Kentucky never deserved its Indian appellation “A Dark and Bloody Ground” more than when a small-town physician, seventy-seven-year-old Roscoe Acker, called in an emergency on a sweltering evening in August 1985. Acker’s own life hung in the balance, but it was already too late for his college-age daughter, Tammy, savagely stabbed eleven times and pinned by a kitchen knife to her bedroom floor. Three men had breached Dr. Acker’s alarm and security systems and made off with the fortune he had stashed away over his lifetime.
The killers—part of a three-man, two-woman gang of the sort not seen since the Barkers—stopped counting the moldy bills when they reached $1.9 million. The cash came in handy soon after when they were caught and needed to lure Kentucky’s most flamboyant lawyer, the celebrated and corrupt Lester Burns, into representing them. Full of colorful characters and desperate deeds, A Dark and Bloody Ground is a “first-rate” true crime chronicle from the author of Murder in Little Egypt (Kirkus Reviews).

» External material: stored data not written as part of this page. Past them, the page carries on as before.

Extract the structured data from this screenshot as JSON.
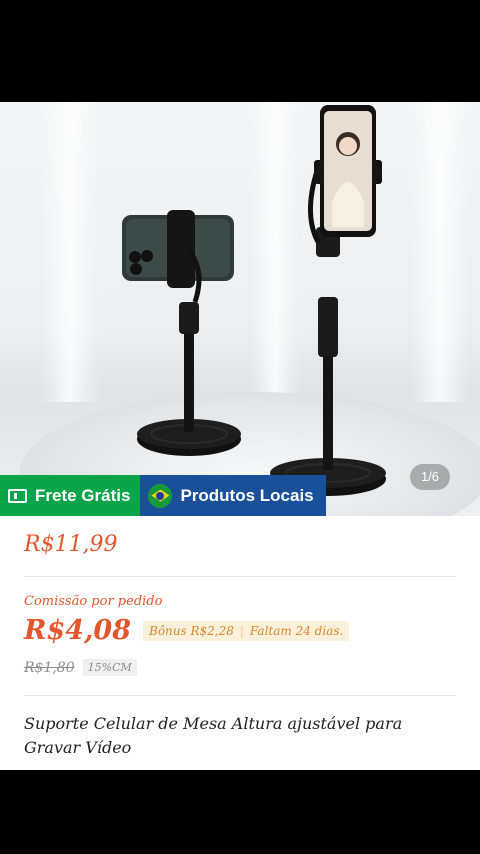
{
  "gallery": {
    "counter": "1/6"
  },
  "badges": {
    "free_shipping": "Frete Grátis",
    "local_products": "Produtos Locais"
  },
  "product": {
    "price": "R$11,99",
    "commission_label": "Comissão por pedido",
    "commission_value": "R$4,08",
    "bonus": "Bônus R$2,28",
    "remaining": "Faltam 24 dias.",
    "original_commission": "R$1,80",
    "commission_rate": "15%CM",
    "title": "Suporte Celular de Mesa Altura ajustável para Gravar Vídeo"
  },
  "colors": {
    "accent": "#e4572e",
    "free_badge": "#0aa54a",
    "local_badge": "#1a4f9a"
  }
}
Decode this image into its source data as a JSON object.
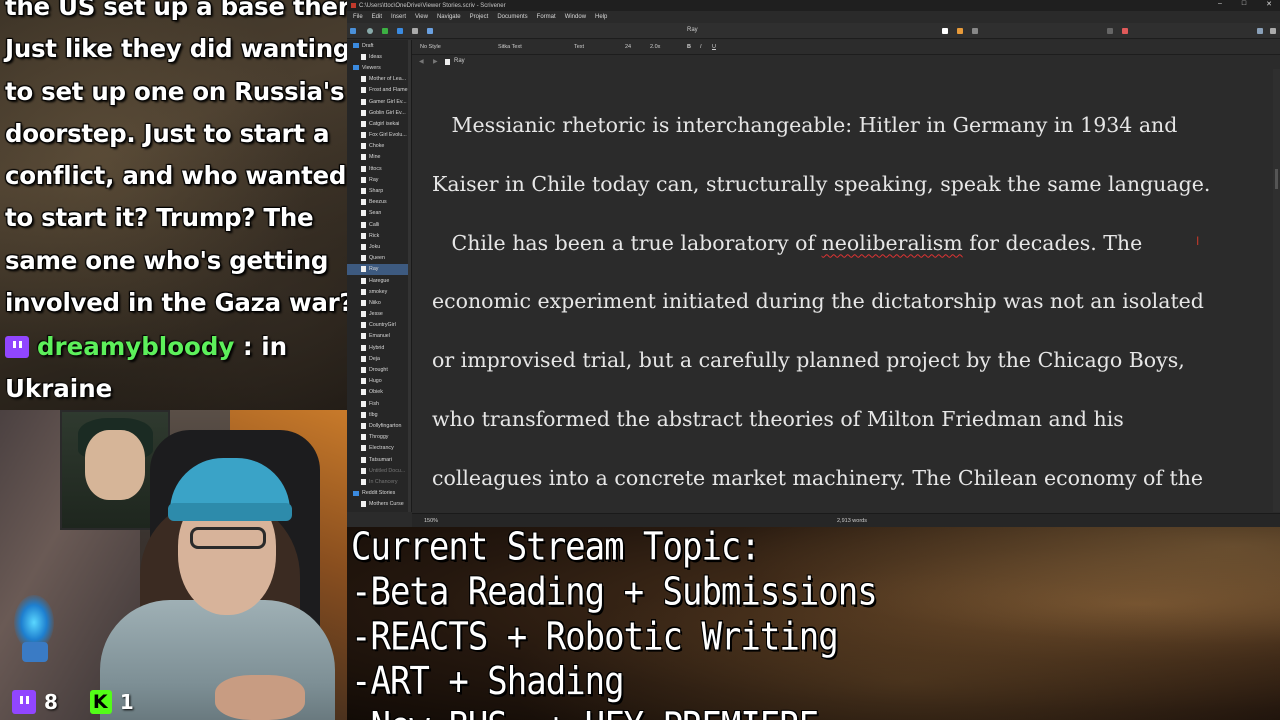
{
  "chat": {
    "message1_lines": [
      "the US set up a base there.",
      "Just like they did wanting",
      "to set up one on Russia's",
      "doorstep. Just to start a",
      "conflict, and who wanted",
      "to start it? Trump? The",
      "same one who's getting",
      "involved in the Gaza war?"
    ],
    "message2": {
      "username": "dreamybloody",
      "separator": " : in",
      "continuation": "Ukraine"
    },
    "colors": {
      "username": "#5df05b",
      "twitch": "#9146ff",
      "kick": "#53fc18"
    }
  },
  "viewers": {
    "twitch_count": "8",
    "kick_count": "1"
  },
  "app": {
    "window_title": "C:\\Users\\ttoc\\OneDrive\\Viewer Stories.scriv - Scrivener",
    "menu": [
      "File",
      "Edit",
      "Insert",
      "View",
      "Navigate",
      "Project",
      "Documents",
      "Format",
      "Window",
      "Help"
    ],
    "toolbar_doc_title": "Ray",
    "format_bar": {
      "style": "No Style",
      "font": "Sitka Text",
      "weight": "Text",
      "size": "24",
      "line_spacing": "2.0x",
      "bold": "B",
      "italic": "I",
      "underline": "U"
    },
    "binder": [
      {
        "label": "Draft",
        "type": "folder"
      },
      {
        "label": "Ideas",
        "type": "doc"
      },
      {
        "label": "Viewers",
        "type": "folder"
      },
      {
        "label": "Mother of Lea...",
        "type": "doc"
      },
      {
        "label": "Frost and Flame",
        "type": "doc"
      },
      {
        "label": "Gamer Girl Ev...",
        "type": "doc"
      },
      {
        "label": "Goblin Girl Ev...",
        "type": "doc"
      },
      {
        "label": "Catgirl isekai",
        "type": "doc"
      },
      {
        "label": "Fox Girl Evolu...",
        "type": "doc"
      },
      {
        "label": "Choke",
        "type": "doc"
      },
      {
        "label": "Mine",
        "type": "doc"
      },
      {
        "label": "Ittocs",
        "type": "doc"
      },
      {
        "label": "Ray",
        "type": "doc"
      },
      {
        "label": "Sharp",
        "type": "doc"
      },
      {
        "label": "Beezus",
        "type": "doc"
      },
      {
        "label": "Sean",
        "type": "doc"
      },
      {
        "label": "Calli",
        "type": "doc"
      },
      {
        "label": "Rick",
        "type": "doc"
      },
      {
        "label": "Joku",
        "type": "doc"
      },
      {
        "label": "Queen",
        "type": "doc"
      },
      {
        "label": "Ray",
        "type": "doc",
        "selected": true
      },
      {
        "label": "Haregue",
        "type": "doc"
      },
      {
        "label": "smokey",
        "type": "doc"
      },
      {
        "label": "Niiko",
        "type": "doc"
      },
      {
        "label": "Jesse",
        "type": "doc"
      },
      {
        "label": "CountryGirl",
        "type": "doc"
      },
      {
        "label": "Emanuel",
        "type": "doc"
      },
      {
        "label": "Hybrid",
        "type": "doc"
      },
      {
        "label": "Deja",
        "type": "doc"
      },
      {
        "label": "Drought",
        "type": "doc"
      },
      {
        "label": "Hugo",
        "type": "doc"
      },
      {
        "label": "Obiek",
        "type": "doc"
      },
      {
        "label": "Fish",
        "type": "doc"
      },
      {
        "label": "tlbg",
        "type": "doc"
      },
      {
        "label": "Dollyfingarton",
        "type": "doc"
      },
      {
        "label": "Throggy",
        "type": "doc"
      },
      {
        "label": "Electrancy",
        "type": "doc"
      },
      {
        "label": "Tatsumari",
        "type": "doc"
      },
      {
        "label": "Untitled Docu...",
        "type": "doc",
        "dim": true
      },
      {
        "label": "In Chancery",
        "type": "doc",
        "dim": true
      },
      {
        "label": "Reddit Stories",
        "type": "folder"
      },
      {
        "label": "Mothers Curse",
        "type": "doc"
      }
    ],
    "editor_header_title": "Ray",
    "editor_lines": [
      "   Messianic rhetoric is interchangeable: Hitler in Germany in 1934 and",
      "Kaiser in Chile today can, structurally speaking, speak the same language.",
      "   Chile has been a true laboratory of ",
      "economic experiment initiated during the dictatorship was not an isolated",
      "or improvised trial, but a carefully planned project by the Chicago Boys,",
      "who transformed the abstract theories of Milton Friedman and his",
      "colleagues into a concrete market machinery. The Chilean economy of the"
    ],
    "misspelled_word": "neoliberalism",
    "line3_tail": " for decades. The",
    "status": {
      "zoom": "150%",
      "word_count": "2,913 words"
    }
  },
  "stream_topic": {
    "lines": [
      "Current Stream Topic:",
      "-Beta Reading + Submissions",
      "-REACTS + Robotic Writing",
      "-ART + Shading",
      "-New BHS  + HFY PREMIERE"
    ]
  }
}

“An arresting look into the troubled psyches of these criminals and into the depressed Kentucky economy that became fertile territory for narcotics dealers, theft rings and bootleggers.” —Publishers Weekly
“The smell of wet, coal-laden earth, white lightning, and cocaine-driven sweat arises from these marvelously atmospheric—and compelling—pages.” —Kirkus Reviews
“A fascinating portrait of the mountain way of life and thought that forged the lives of these criminals.” —Library Journal
In his account of a 10-year crime spree in Eastern Kentucky, University of Tulsa English professor O'Brien ( Murder in Little Egypt ) focuses on chronic criminal Benny Hodge and his wife Sherry, who met when she was a guard in Brushy Mountain State Prison in rural Morgan County where he was incarcerated. Sherry seduced him and, after he was paroled, the two began living together, supporting themselves by ripping off small-time drug dealers. After forming a gang, their crimes escalated until they entered the home of Dr. Roscoe Acker in 1985, murdering his daughter, almost killing Dr. Acker, and seizing a cache of $1.9 million before fleeing to Florida. Tangential to their story is that of flamboyant Kentucky lawyer Lester Burns, who took on the defense for $400,000, despite the source of the money. One gang member, Donald Bartley, turned state's evidence; Benny and Roger Epperson were sentenced to death; Sherry and Carol Epperson received prison sentences, as did lawyer Burns, for knowingly accepting stolen money. This is an arresting look into the troubled psyches of these criminals and into the depressed Kentucky economy that became fertile territory for narcotics dealers, theft rings and bootleggers.
I have developed a thing for true crime books. I guess I've read about a dozen or so now. This is the worst one I have read. I think the Lester Burns story should be left out of it, or, write about him another time. (Which I would not read). I could not care less about him and his greed. I finished it but it ended abruptly, not telling you if these guys had been put to death or were still appealing or what. I wish I had not wasted my time.